Labels: fellow liars, science, writing news
Today's edition of the Vancouver Province carries a piece by Peter Darbyshire on online fiction giveaways, focusing on three of us Creative Commoners: Cory Doctorow, David Wellington, and me. The layout in the dead tree edition is quite pleasing to the eye, showing one of Blindsight's alternate covers without comment (I love it when that happens, when reviewers just act as though the original jacket didn't even exist...). The online edition contains the same text, but no snazzy graphics. And the longer, director's cut is over on Darbyshire's blog; it contains never-before-seen quotage of me being grumpy and pessimistic (and yet another alternate cover!). It's probably just as well that none of these versions include my take on NIN's This is the Year Zero as a new example of multiformat novel-scale storytelling. (By the way, am I the only one who wonders if the last line on that album is meant to suggest that the whole story was a computer simulation?)
Labels: fellow liars, writing news
A couple of weeks back I told you about Infest Wisely, the seven-part "low-fi sci-fi" independent film put together by Jim Munroe and his motley accomplices; Dave Nickle blogged his thoughts following the premiere. Since that night (standing-room only, by the way) they've been podcasting one episode a week. I've kept quiet about that until now, not because I didn't like the show but because I like it enough to want everyone to check it out; and this week, with the "Early Adopter" episode, I figure it's safe to send you over.
You see, while Infest Wisely was filmed in seven episodes, they're not really stand-alone episodes.

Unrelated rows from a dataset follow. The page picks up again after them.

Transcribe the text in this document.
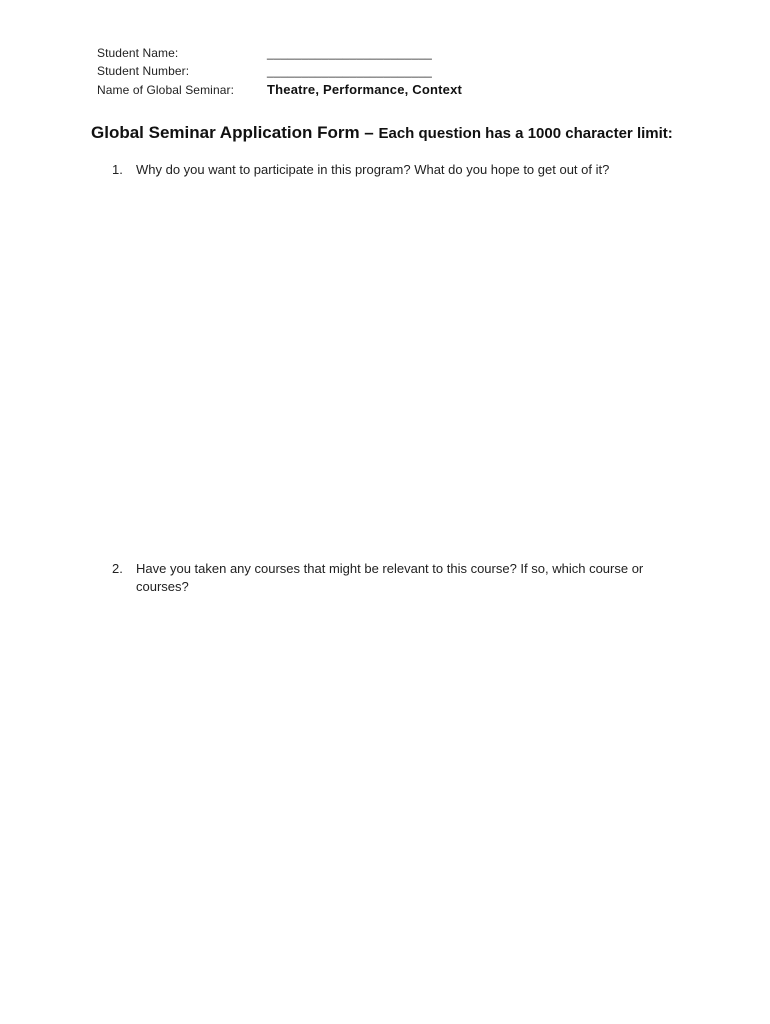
Student Name:	________________________
Student Number:	________________________
Name of Global Seminar:	Theatre, Performance, Context
Global Seminar Application Form – Each question has a 1000 character limit:
1.	Why do you want to participate in this program? What do you hope to get out of it?
2.	Have you taken any courses that might be relevant to this course? If so, which course or courses?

Characters recur and intertwine throughout the overall story. Sometimes you've got no idea how a given episode ties in to the overall arc, until someone or something from a previous installment makes an appearance and ties another link in the braid. It's really quite elegant— but it also means that if you downloaded the first chapter when it first came out you'd be confronted with two characters saying strange things in dark alleyways and under overpasses in the dead of night, filmed in ambient light with muddy sound. When it was all over you would have no idea where the story was going, and you might not come back a week later to follow up. And that would be a shame, because the story does go somewhere.

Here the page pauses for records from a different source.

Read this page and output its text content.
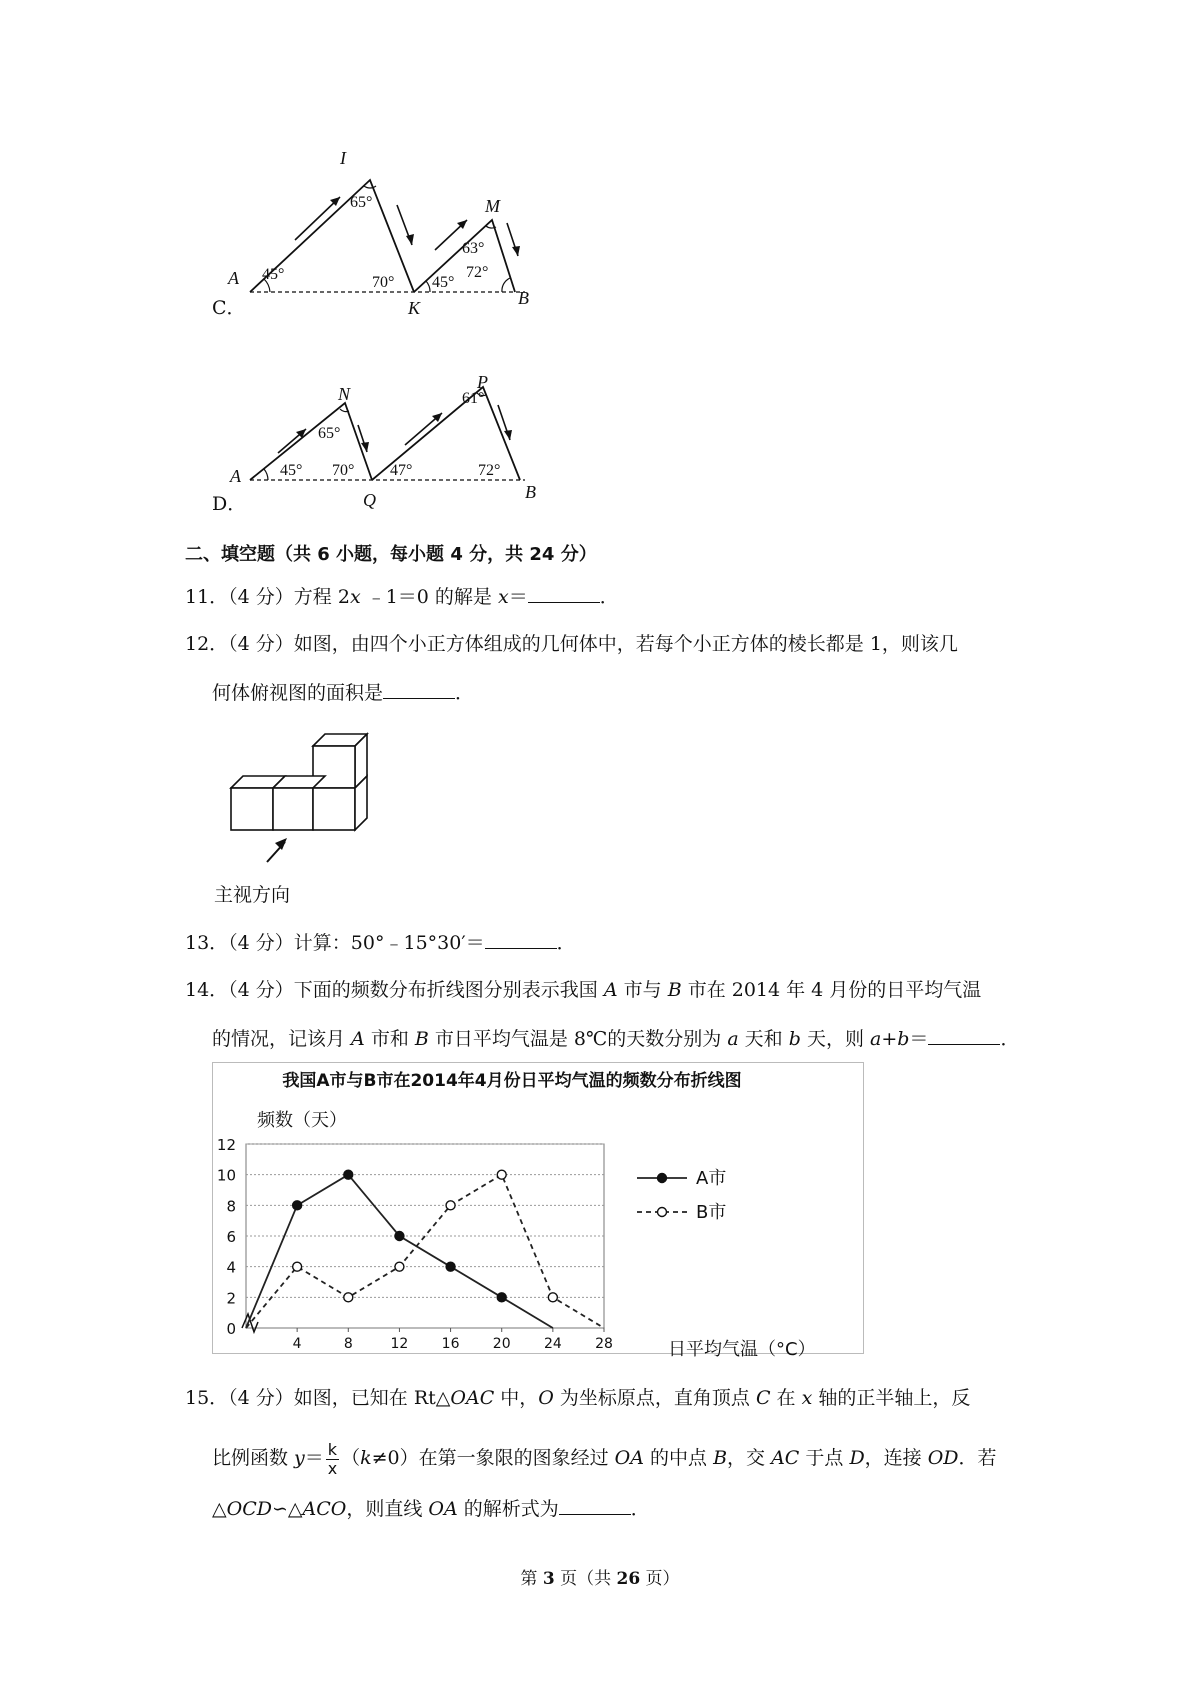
C．
A
I
K
M
B
45°
65°
70° 45°
63°
72°
D．
A
N
Q
P
B
45°
65°
70° 47°
61°
72°
二、填空题（共 6 小题，每小题 4 分，共 24 分）
11．（4 分）方程 2x ﹣1＝0 的解是 x＝	．
12．（4 分）如图，由四个小正方体组成的几何体中，若每个小正方体的棱长都是 1，则该几
何体俯视图的面积是	．
主视方向
13．（4 分）计算：50°﹣15°30′＝	．
14．（4 分）下面的频数分布折线图分别表示我国 A 市与 B 市在 2014 年 4 月份的日平均气温
的情况，记该月 A 市和 B 市日平均气温是 8℃的天数分别为 a 天和 b 天，则 a+b＝	．
我国A市与B市在2014年4月份日平均气温的频数分布折线图
频数（天）
日平均气温（°C）
0
2
4
6
8
10
12
4	8	12 16 20 24 28
A市
B市
15．（4 分）如图，已知在 Rt△OAC 中，O 为坐标原点，直角顶点 C 在 x 轴的正半轴上，反
比例函数 $y= \frac{k}{x} (k\ne 0)$在第一象限的图象经过 OA 的中点 B，交 AC 于点 D，连接 OD．若
△OCD∽△ACO，则直线 OA 的解析式为	．
第 3 页（共 26 页）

It goes into public urinals, for example, where hapless men get "milked" by women who pounce from the stalls and deliver guerilla hand-jobs as a means of acquiring semen for identity-theft purposes (genetic ID has become the norm in this day-after-tomorrow tale). It goes into your mouth, with sticks of gum that deliver nanites that turn your eyes into cameras and cats into sentient tool-users who speak in effete British accents (today's jpeg is a scan of one of the treats they handed out to the audience on opening night). It touches on the mind-controlling powers of certain parasites (there's a consistent eco/bio vibe running through the whole story, which is a nice change from the usual inorganic nanotech). It even goes into the Wright-Ramsey Building at the University of Toronto, where I've been known to hang out. I recognise the lockers.
The point is, this experiment has smarts far in excess of its miniscule budget— and now that three episodes are up, you can watch a bunch of 'em in one go to get a sense of how it all comes together. And I think you should do that.

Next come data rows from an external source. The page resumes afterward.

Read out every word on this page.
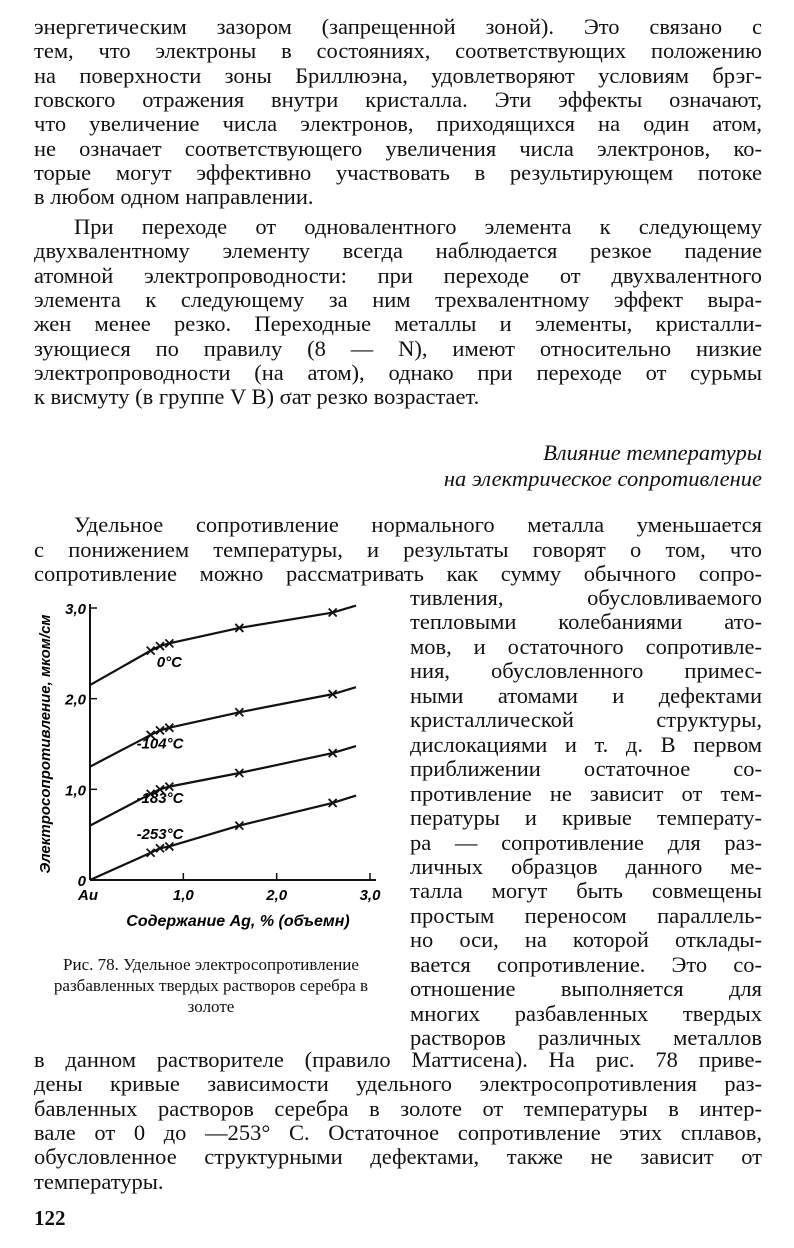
энергетическим зазором (запрещенной зоной). Это связано с
тем, что электроны в состояниях, соответствующих положению
на поверхности зоны Бриллюэна, удовлетворяют условиям брэг-
говского отражения внутри кристалла. Эти эффекты означают,
что увеличение числа электронов, приходящихся на один атом,
не означает соответствующего увеличения числа электронов, ко-
торые могут эффективно участвовать в результирующем потоке
в любом одном направлении.
При переходе от одновалентного элемента к следующему
двухвалентному элементу всегда наблюдается резкое падение
атомной электропроводности: при переходе от двухвалентного
элемента к следующему за ним трехвалентному эффект выра-
жен менее резко. Переходные металлы и элементы, кристалли-
зующиеся по правилу (8 — N), имеют относительно низкие
электропроводности (на атом), однако при переходе от сурьмы
к висмуту (в группе V B) σат резко возрастает.
Влияние температуры
на электрическое сопротивление
Удельное сопротивление нормального металла уменьшается
с понижением температуры, и результаты говорят о том, что
сопротивление можно рассматривать как сумму обычного сопро-
тивления, обусловливаемого
тепловыми колебаниями ато-
мов, и остаточного сопротивле-
ния, обусловленного примес-
ными атомами и дефектами
кристаллической структуры,
дислокациями и т. д. В первом
приближении остаточное со-
противление не зависит от тем-
пературы и кривые температу-
ра — сопротивление для раз-
личных образцов данного ме-
талла могут быть совмещены
простым переносом параллель-
но оси, на которой отклады-
вается сопротивление. Это со-
отношение выполняется для
многих разбавленных твердых
растворов различных металлов
в данном растворителе (правило Маттисена). На рис. 78 приве-
дены кривые зависимости удельного электросопротивления раз-
бавленных растворов серебра в золоте от температуры в интер-
вале от 0 до —253° С. Остаточное сопротивление этих сплавов,
обусловленное структурными дефектами, также не зависит от
температуры.
0
1,0
2,0
3,0
Au	1,0	2,0	3,0
0°C
-104°C
-183°C
-253°C
Электросопротивление, мком/см
Содержание Ag, % (объемн)
Рис. 78. Удельное электросопротивление разбавленных твердых растворов серебра в золоте
122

At the very least, it'll help wash the taste of Silver Surfer trailers out of your mouth.
Labels: fellow liars
Okay, I got this via Scalzi's blog, which linked in turn to this official-looking site, so I guess it's on the level even though I've received no official notification. But it looks like Blindsight made the finals for the John W. Campbell Award.
It's in there with the usual worthy suspects from the Hugos and the Nebs, and lots more besides because — hey, thirteen finalists? Is that normal? Well, whether it is or not, I'm especially gratified to see Karl Schroeder's Sun of Suns in there, because that really is an incredibly fun book with some glorious Technicolor worldbuilding. I wish I'd written it.